I could not think of a great topic this week so I thought I'd do a little research on some more weird economic departments.
I came across "Happiness economics." This field analyzes the well-being of a country using both economics and psychology. At first, I thought this sounded a little ridiculous. But as I thought about it more, this seems to make sense. A lot of connections can be made between economics and psych. Both involve people make choices; one field analyzes the outcomes while the other analyzes the reasons for the choice made.
Happiness economics has also become of interest regarding the measurement of a country's well being beyond GDP and GNP. Some nations with lower GDP may also have a lower standard of living, thus their individual happiness is about the same, or even higher than that of countries with very high GDPs.
Though maybe not completely fair, some people use this argument to show possible benefits of sweatshops. Compared to workers compensation in the US, this is slave labor. However, many sweatshops in India are set up to give jobs to women abused in marriage assaults or burnings. Their individual happiness with their jobs is high, though many in the US would look at their jobs and see a very grim picture. I'm not saying this justifies slave labor, it's merely another way to look at it.

3 comments:

martywiese said...

I'd be very interested to find out where the U.S. rates on this scale. I bet we're waaay lower than we ought to be, considering how well-off the majority of our nation is in comparison to the rest of the world.

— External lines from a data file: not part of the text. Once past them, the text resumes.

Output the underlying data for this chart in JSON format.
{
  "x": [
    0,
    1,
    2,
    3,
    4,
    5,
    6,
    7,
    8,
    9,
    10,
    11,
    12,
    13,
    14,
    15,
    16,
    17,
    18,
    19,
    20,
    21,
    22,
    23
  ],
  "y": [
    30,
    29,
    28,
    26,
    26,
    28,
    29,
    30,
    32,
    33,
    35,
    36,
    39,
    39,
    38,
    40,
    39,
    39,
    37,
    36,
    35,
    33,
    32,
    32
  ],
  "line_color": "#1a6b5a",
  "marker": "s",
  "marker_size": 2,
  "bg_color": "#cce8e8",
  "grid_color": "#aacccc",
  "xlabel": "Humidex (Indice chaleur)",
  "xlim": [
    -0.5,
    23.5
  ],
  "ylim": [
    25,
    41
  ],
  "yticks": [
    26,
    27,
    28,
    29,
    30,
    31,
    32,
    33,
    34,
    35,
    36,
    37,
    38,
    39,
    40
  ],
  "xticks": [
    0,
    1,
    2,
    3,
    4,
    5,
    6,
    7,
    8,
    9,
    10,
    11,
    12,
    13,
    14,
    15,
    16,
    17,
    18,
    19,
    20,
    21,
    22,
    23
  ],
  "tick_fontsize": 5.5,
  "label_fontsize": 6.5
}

Still, I'm curious, how do they measure happiness? Is there some sort of unit of joy used? It seems an even flimsier concept than utility, which at least can kind of be measured by if the next unit is worth having or not...

JoelleBender said...

Ah, gotta love a good sweatshop. Just kidding.

This makes a lot of sense. Although, like Marty, I'd like to know exactly how the ratings work. I bet it's something like that quality of life thing we did in APES.

Could this be seen as ALMOST the same psychology that worked during the Depression? People were so desperate then that even the (normally) worst jobs sounded amazing because it was some form of payment.

JOSH said...

I agree with marty that the us may be low on this scale just because we are so spoiled and expect so much. I agree with this idea though of "happines economics" I think that, although they use up with fancy names and all this stuff, happiness is kinda what drives economics. Economy is all about what you are willing to do and give in order to get things in return that make you happy. one weighs the happiness given up and the happiness received and decides if that action will happen. And about the sweat shops, i thought i commented on something like this earlier or maybe read about it in naked economics, yeah that's what it was, the idea that sweat shops sound bad the us but over there that's what they have. No one is forcing them to work in the sweat shops, they choose to because to because that is the best job they can get. it's either that or not working at all, so they choose the sweat shops. compared to working in america it is brutal and harsh conditions, but, that is what they do there.